Ia merujuk pada hasil riset ilmiah tahun 2023 oleh Prof. Kevin Furlong dari Pennsylvania State University (AS) bersama 11 peneliti dari berbagai universitas Amerika. Studi tersebut menyebutkan bahwa wilayah Nusa Tenggara Barat berada dalam sistem tektonik kompleks yang berpotensi memicu gempa megathrust berkekuatan 9 magnitudo akibat interaksi antara subduksi Australia dan busur belakang Flores.
Arif juga mengingatkan, secara hukum, pembangunan di wilayah rawan bencana wajib tunduk pada prinsip kehati-hatian (precautionary principle) sebagaimana diatur dalam UU No. 32 Tahun 2009 tentang Perlindungan dan Pengelolaan Lingkungan Hidup serta UU No. 28 Tahun 2002 tentang Bangunan Gedung.
“Kalimat ‘semua sudah teruji aman’ bukanlah bukti hukum. Yang dapat diterima secara yuridis adalah data uji laboratorium, laporan geoteknik, dan hasil audit independen. Pemerintah wajib membuka data publik sebagaimana diatur dalam UU KIP No. 14 Tahun 2008,” papar Arif.
Berdasarkan catatan BMKG, Lombok merupakan salah satu wilayah paling aktif secara tektonik di Indonesia. Antara tahun 2018-2025, tercatat lebih dari 700 gempa signifikan mengguncang wilayah ini, termasuk gempa besar 6,9 SR pada 2018 yang meruntuhkan ribuan bangunan.

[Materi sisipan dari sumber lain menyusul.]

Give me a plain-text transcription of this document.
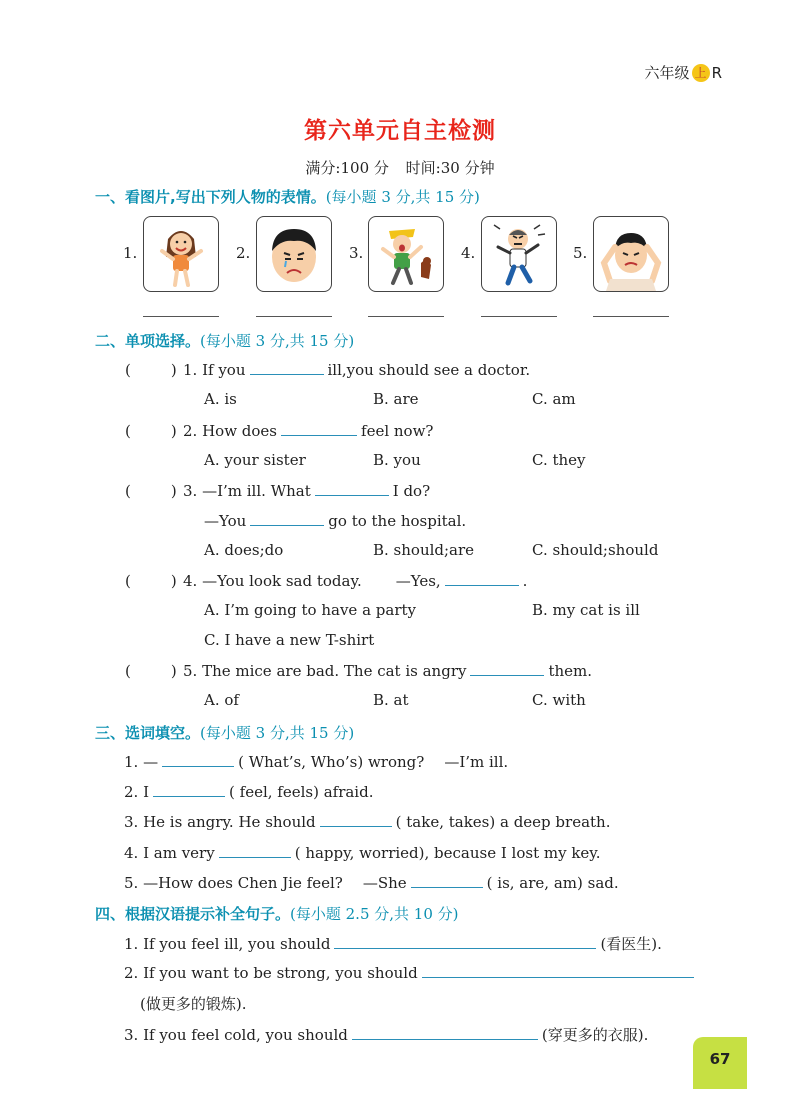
六年级 上 R
第六单元自主检测
满分:100 分 时间:30 分钟
一、看图片,写出下列人物的表情。(每小题 3 分,共 15 分)
1.	2.	3.	4.	5.
二、单项选择。(每小题 3 分,共 15 分)
(	) 1. If you	ill,you should see a doctor.
A. is	B. are	C. am
(	) 2. How does	feel now?
A. your sister	B. you	C. they
(	) 3. —I’m ill. What	I do?
—You	go to the hospital.
A. does;do	B. should;are	C. should;should
(	) 4. —You look sad today. —Yes,	.
A. I’m going to have a party	B. my cat is ill
C. I have a new T-shirt
(	) 5. The mice are bad. The cat is angry	them.
A. of	B. at	C. with
三、选词填空。(每小题 3 分,共 15 分)
1. —	( What’s, Who’s) wrong? —I’m ill.
2. I	( feel, feels) afraid.
3. He is angry. He should	( take, takes) a deep breath.
4. I am very	( happy, worried), because I lost my key.
5. —How does Chen Jie feel? —She	( is, are, am) sad.
四、根据汉语提示补全句子。(每小题 2.5 分,共 10 分)
1. If you feel ill, you should	(看医生).
2. If you want to be strong, you should
(做更多的锻炼).
3. If you feel cold, you should	(穿更多的衣服).
67
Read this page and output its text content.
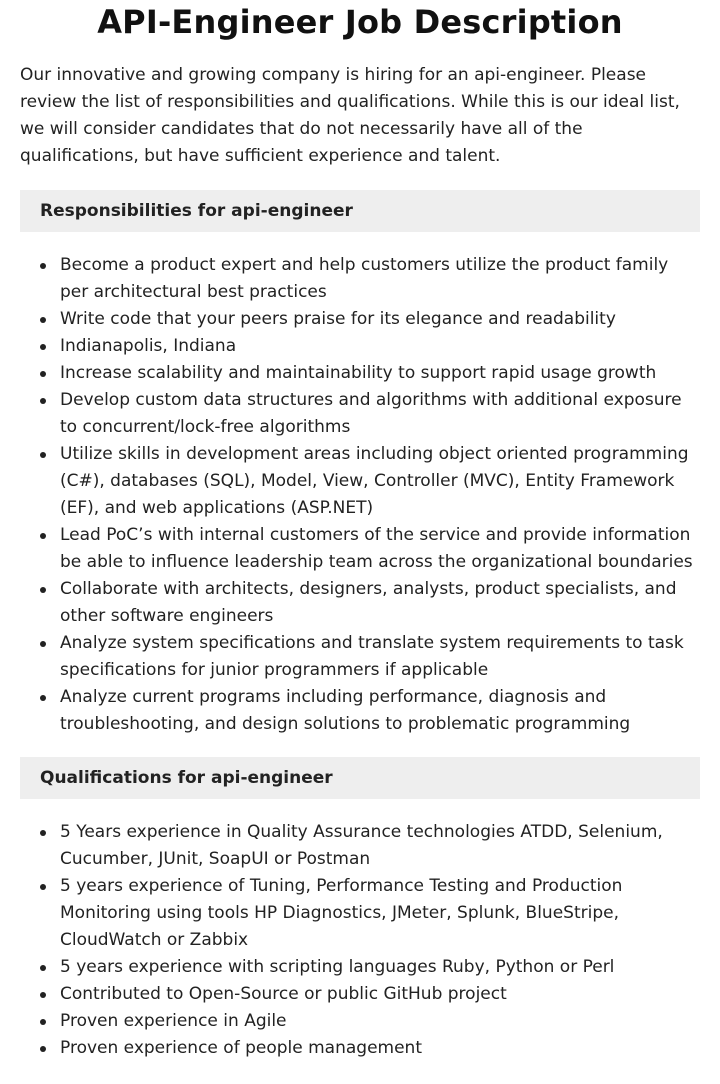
API-Engineer Job Description

Our innovative and growing company is hiring for an api-engineer. Please review the list of responsibilities and qualifications. While this is our ideal list, we will consider candidates that do not necessarily have all of the qualifications, but have sufficient experience and talent.

Responsibilities for api-engineer
Become a product expert and help customers utilize the product family per architectural best practices
Write code that your peers praise for its elegance and readability
Indianapolis, Indiana
Increase scalability and maintainability to support rapid usage growth
Develop custom data structures and algorithms with additional exposure to concurrent/lock-free algorithms
Utilize skills in development areas including object oriented programming (C#), databases (SQL), Model, View, Controller (MVC), Entity Framework (EF), and web applications (ASP.NET)
Lead PoC’s with internal customers of the service and provide information be able to influence leadership team across the organizational boundaries
Collaborate with architects, designers, analysts, product specialists, and other software engineers
Analyze system specifications and translate system requirements to task specifications for junior programmers if applicable
Analyze current programs including performance, diagnosis and troubleshooting, and design solutions to problematic programming
Qualifications for api-engineer
5 Years experience in Quality Assurance technologies ATDD, Selenium, Cucumber, JUnit, SoapUI or Postman
5 years experience of Tuning, Performance Testing and Production Monitoring using tools HP Diagnostics, JMeter, Splunk, BlueStripe, CloudWatch or Zabbix
5 years experience with scripting languages Ruby, Python or Perl
Contributed to Open-Source or public GitHub project
Proven experience in Agile
Proven experience of people management
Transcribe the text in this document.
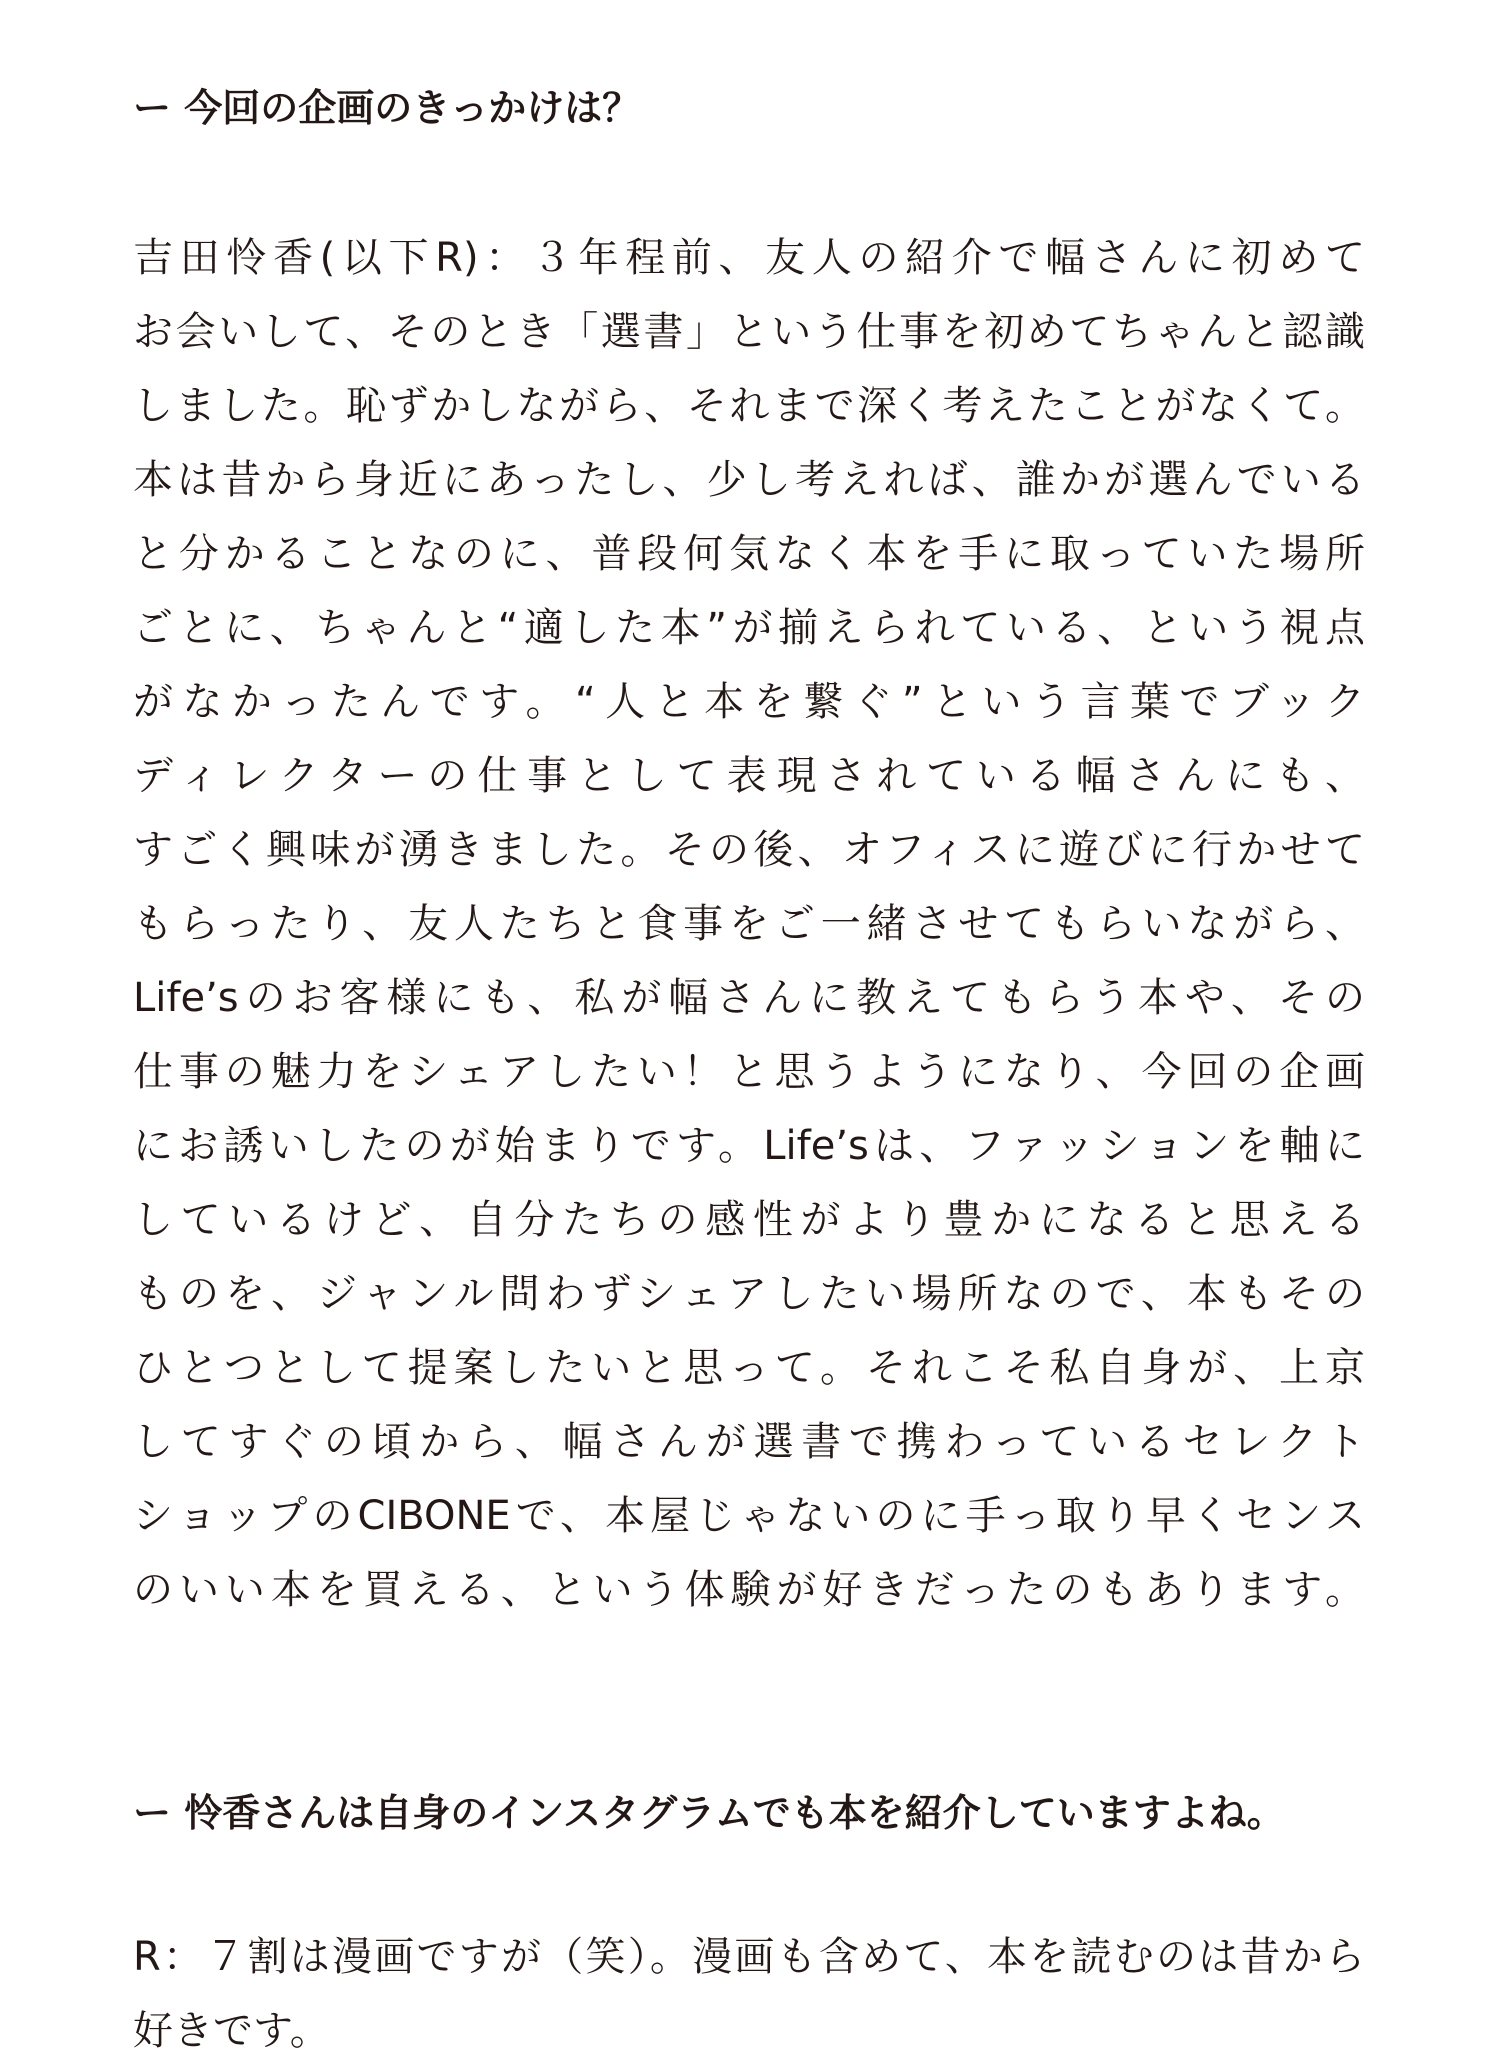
ー 今回の企画のきっかけは？
吉田怜香(以下R)：３年程前、友人の紹介で幅さんに初めて
お会いして、そのとき「選書」という仕事を初めてちゃんと認識
しました。恥ずかしながら、それまで深く考えたことがなくて。
本は昔から身近にあったし、少し考えれば、誰かが選んでいる
と分かることなのに、普段何気なく本を手に取っていた場所
ごとに、ちゃんと“適した本”が揃えられている、という視点
がなかったんです。“人と本を繋ぐ”という言葉でブック
ディレクターの仕事として表現されている幅さんにも、
すごく興味が湧きました。その後、オフィスに遊びに行かせて
もらったり、友人たちと食事をご一緒させてもらいながら、
Life’sのお客様にも、私が幅さんに教えてもらう本や、その
仕事の魅力をシェアしたい！と思うようになり、今回の企画
にお誘いしたのが始まりです。Life’sは、ファッションを軸に
しているけど、自分たちの感性がより豊かになると思える
ものを、ジャンル問わずシェアしたい場所なので、本もその
ひとつとして提案したいと思って。それこそ私自身が、上京
してすぐの頃から、幅さんが選書で携わっているセレクト
ショップのCIBONEで、本屋じゃないのに手っ取り早くセンス
のいい本を買える、という体験が好きだったのもあります。
ー 怜香さんは自身のインスタグラムでも本を紹介していますよね。
R：７割は漫画ですが（笑）。漫画も含めて、本を読むのは昔から
好きです。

Wilayah Lombok Barat sendiri berada di antara dua sistem besar, yaitu zona megathrust selatan Jawa-Sumbawa dan sesar busur belakang Flores (Flores Back Arc Thrust) keduanya masih aktif hingga kini. “Data BMKG (2023-2025) mencatat intensitas guncangan hingga skala MMI IV–V di beberapa titik Lombok Barat. Artinya, zona tekanan masih aktif dan dapat memicu deformasi lokal meski jauh dari sesar utama,” jelas Arif.
Koalisi Masyarakat Sipil NTB berencana menggugat pernyataan resmi BBWS NT I ke pengadilan dan meminta audit teknis independen atas seluruh data keamanan Bendungan Meninting.
“Kita tidak menolak pembangunan. Kita menolak kebenaran yang tidak dibuktikan,” ujar Arif dalam forum diskusi publik.
“Bendungan boleh kuat, tapi keyakinan publik tidak bisa dibangun tanpa transparansi,”tambahnya.
Koalisi juga menyerukan agar dilakukan pembaruan AMDAL, pemantauan seismik real-time, dan audit terbuka oleh lembaga independen seperti BMKG, PVMBG, universitas, dan Himpunan Ahli Teknik Tanah Indonesia (HATTI).
Jika terbukti ada kelalaian dalam kajian risiko gempa, pihak terkait dapat dimintai pertanggungjawaban hukum atas pelanggaran prinsip kehati-hatian dan potensi pengabaian keselamatan publik.